The crisis ensued when the protesters marched towards the cordon, the police officers fired teargas to disperse them. This turned the protest violent.

Many people were shot dead including a senior police officer, Deputy Commissioner of Police Umar Usman, who was in charge of Operations at the Federal Capital Territory Police Command and at least six members of Shiites including a Channel Television reporter. 

A protester and member of the group, denied that the Shiites instigated the violence.

The protester said, “Nigeria shiites have been peaceful & unarmed for over 40yrs of our existence despite incessant attacks on us from Government side. Our Weapon has always been Knowledge’ hence, will never turns into another Boko Haram but life of Zakzaky is a no go area”.

Another Shiite Yahaya Mohammed said, “The Shiite members were only having a peaceful protest when military officers attacked them”.

“Which clash? There was no clash between us and anybody. It was a peaceful protest. Until these security officers just came and started shooting and attacking us,” he added.

Garba Shehu, a presidential spokesman, said in a series of tweets recently that President Muhammadu Buhari “will not ask the country’s judiciary to abandon due process and set a suspect free”.

Shehu accused the protesters of “openly insulting the president and other leaders”.

El-Zakzaky was incarcerated by successive military governments. A number of court orders instructing the current government to release the couple have gone unheeded.

A presidential spokesman has told the press the IMN leader was being kept in custody “for his own safety”.

For more than three decades, the Shia Muslim group has had regular run-ins with security forces in Nigeria while demonstrating against perceived religious persecution.

An analyst suggested to Al Jazeera on Monday that the security crackdown was unlikely to deter the group from taking to the streets.

“Bullets will not stop them. They will not stop until their leader is released. In fact, more violence from the state will create radicals and further make mediation difficult,” Abdullahi Murtala, a security analyst with the Abuja-based Goro Initiative, told Al Jazeera.

Murtala said the deteriorating health of the group’s leader is fuelling resolve and amplifying their frustration.

“Have you seen the protesters? Young men and women driven by ideology and willing to die for the cause,” he said.

Amnesty International in a statement said it got a report that “six people were shot dead amid a reckless use of lethal force by the Nigerian police” during the protest.

Briefing journalists at the State House after the meeting with the president, Mr Adamu said he visited to update the president on the activities of the Shiites and ”to give him an update of what is happening in the country”.
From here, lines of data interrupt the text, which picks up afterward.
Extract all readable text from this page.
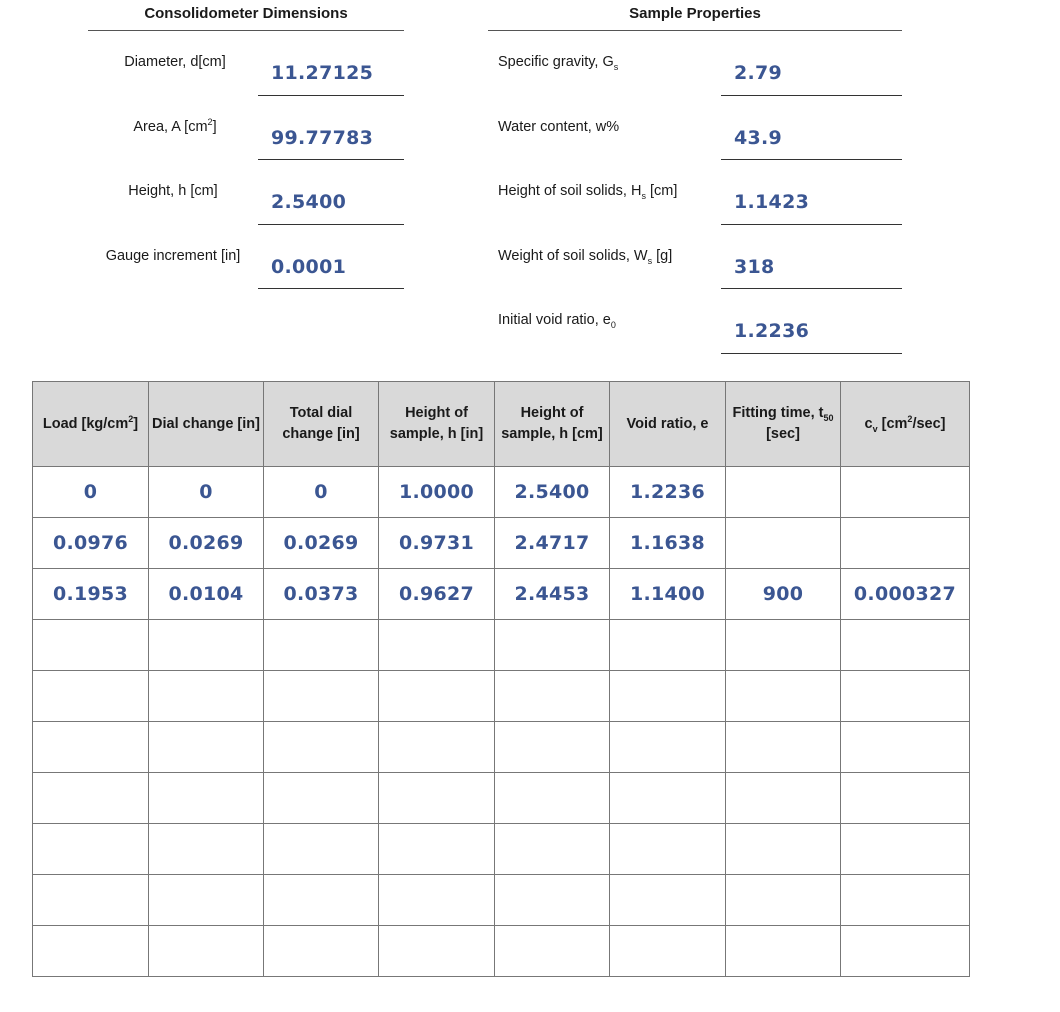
Consolidometer Dimensions
Diameter, d[cm]	11.27125
Area, A $[cm^2]$	99.77783
Height, h [cm]	2.5400
Gauge increment [in]	0.0001
Sample Properties
Specific gravity, $G_s$	2.79
Water content, w%	43.9
Height of soil solids, $H_s$ [cm]	1.1423
Weight of soil solids, $W_s$ [g]	318
Initial void ratio, $e_0$	1.2236
Load $[kg/cm^2]$	Dial change [in]	Total dial change [in]	Height of sample, h [in]	Height of sample, h [cm]	Void ratio, e	Fitting time, $t_{50}$ [sec]	$c_v$ $[cm^2/\sec]$
0	0	0	1.0000	2.5400	1.2236		
0.0976	0.0269	0.0269	0.9731	2.4717	1.1638		
0.1953	0.0104	0.0373	0.9627	2.4453	1.1400	900	0.000327
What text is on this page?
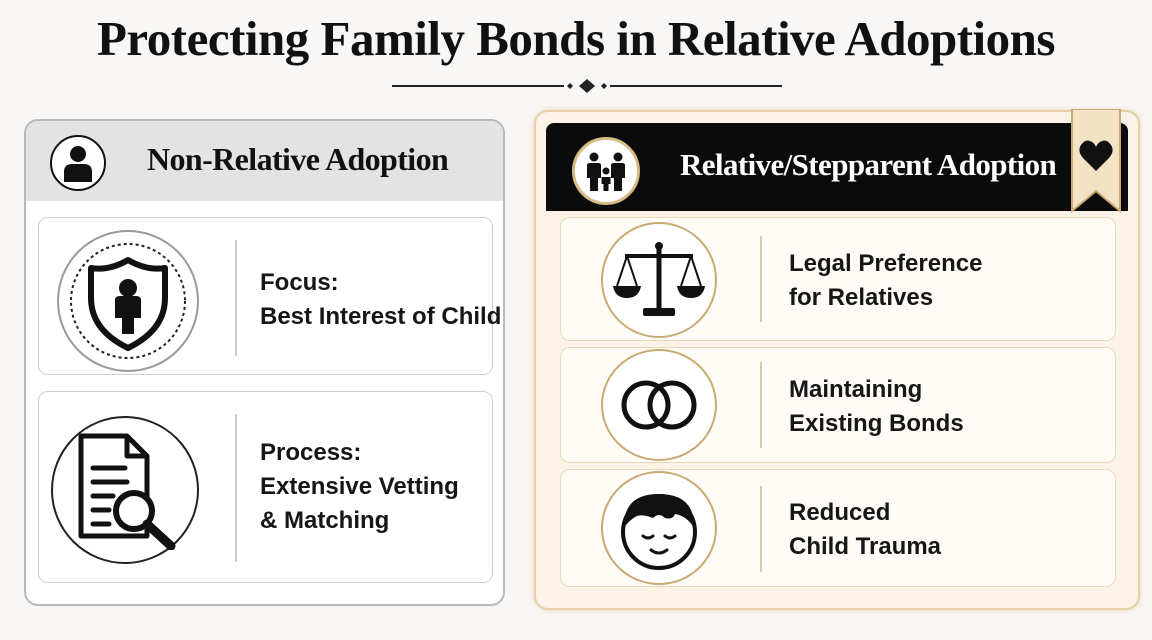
Protecting Family Bonds in Relative Adoptions
Non-Relative Adoption
Focus:
Best Interest of Child
Process:
Extensive Vetting
& Matching
Relative/Stepparent Adoption
Legal Preference
for Relatives
Maintaining
Existing Bonds
Reduced
Child Trauma
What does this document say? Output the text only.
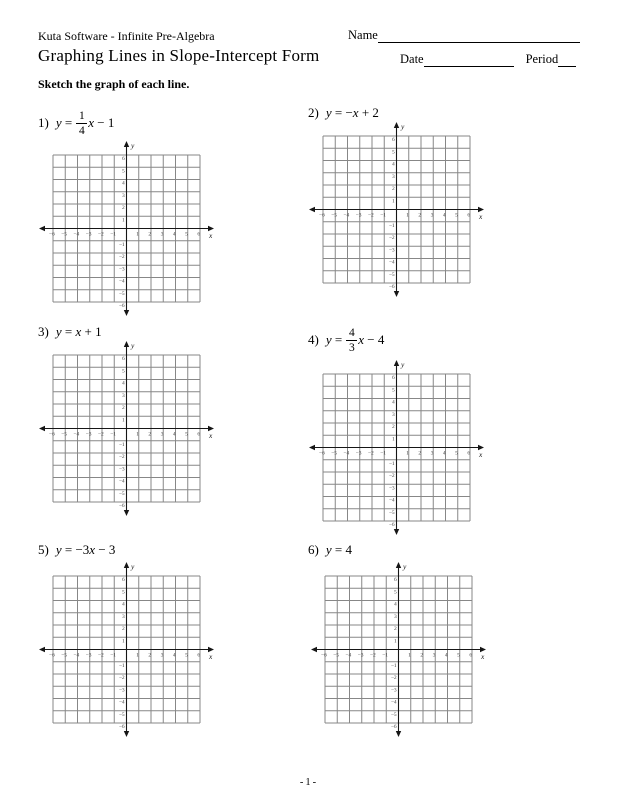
Kuta Software - Infinite Pre-Algebra	Name
Graphing Lines in Slope-Intercept Form	Date	Period
Sketch the graph of each line.
1) $y = \frac{1}{4}$ x − 1
−6 −5 −4 −3 −2 −1	1 2 3 4 5 6
6
5
4
3
2
1
−1
−2
−3
−4
−5
−6
x
y
2) y = − x + 2
−6 −5 −4 −3 −2 −1	1 2 3 4 5 6
6
5
4
3
2
1
−1
−2
−3
−4
−5
−6
x
y
3) y = x + 1
−6 −5 −4 −3 −2 −1	1 2 3 4 5 6
6
5
4
3
2
1
−1
−2
−3
−4
−5
−6
x
y	4) $y = \frac{4}{3}$ x − 4
−6 −5 −4 −3 −2 −1	1 2 3 4 5 6
6
5
4
3
2
1
−1
−2
−3
−4
−5
−6
x
y
5) y = −3 x − 3
−6 −5 −4 −3 −2 −1	1 2 3 4 5 6
6
5
4
3
2
1
−1
−2
−3
−4
−5
−6
x
y
6) y = 4
−6 −5 −4 −3 −2 −1	1 2 3 4 5 6
6
5
4
3
2
1
−1
−2
−3
−4
−5
−6
x
y
-1-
“Specifically we briefed him of the incessant acts coming out of this group of people, protesting here and there.

“We briefed him on the fact that we have been able to curtail their excesses and to let him understand that everything is under control.”

On the president’s reaction, the IGP said he was asked by the president ”to make sure the police provides security for every citizen of Nigeria and not to leave any space that some group of people will create a breakdown of law and order”.

“So, the charge by Mr President is that we must provide security for every Nigerian,” he said.